Last January we spent 10 days at Children's Healthcare when my 4 year old's appendix ruptured. It was unimaginable seeing my son in so much pain and being so sick. I only left his bedside once and that was to spend sometime with my other son at the Ronald McDonald House. My 4 year old came home on a PICC line and we had two, at home IV medications, that I had to administer twice daily, in a sanitary environment(I had to wear a mask, gloves, and sanitize the site before and after each dose). All that to say that the thought of machines and lines, etc isn't what troubles me, it's all the emotion and stress that goes along with not being able to physically help your child. My husband and I would argue daily over what we "heard" the doctors say. Interestingly, we were always together when we talked to the doctors, so hearing...or rather understanding what we heard differently became a source of frustration. I remember being on my knees beside the hospital bed(after my son had had a "down hill" day- those days resulted in the most amount of frustration between my husband and I) praying for my son, praying for my other son who was an hour away with family, and praying that God would protect our marriage in this stressful time. I prayed that the enemy would not be allowed to use this time as an "in" to mess with our marriage. Thankfully, all wounds(physical, emotional, and spiritual) healed and God has continued to bless our family.
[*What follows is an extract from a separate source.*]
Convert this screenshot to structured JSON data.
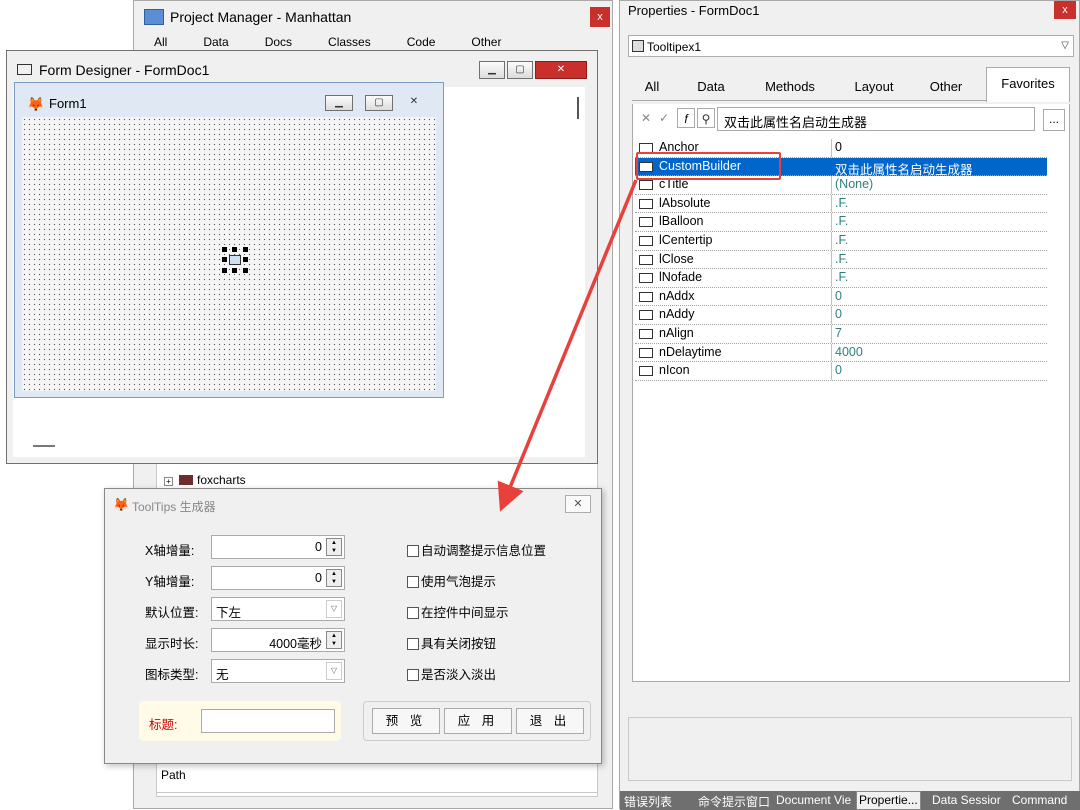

Today when we returned from the NICU tour and I was telling my mom about what I didn't particularly "like" about the set up of the unit, my hubs kept interrupting me trying to explain why it was best that it was set up that way. I instantly became flooded with feelings of fear(we were both overwhelmed today, and left feeling emotional) this conversation sent me right back to a year ago and I got frustrated; I was already feeling so much pressure to do everything "right" to keep baking these babies for as long as possible, and now I wasn't being heard... I shut down. After a while I was able to coach my way out of my pitty party(using the skills I have developed in leading my team at work). Although my feelings were very real and maybe even justified, I had to break past the emotion and see the truth. My husband loves Jesus, he loves me and loves our children. He has always been the worrier in the family and he handles his stress and emotions COMPLETELY different than I do...and that's ok. I have to stay aware of those truths, because if not, I will get lost in the "easy fight." I pray that as this pregnancy progresses we communicate all that we are feeling openly and honestly and that we will let people help us when we need help. Being in a stressful situation and not sleeping on top of that will be no good for anyone involved!
Thanks for all who are following this journey and continue to pray for our family. We are so grateful for your kind words, donations, and offers of support. It truly takes a village!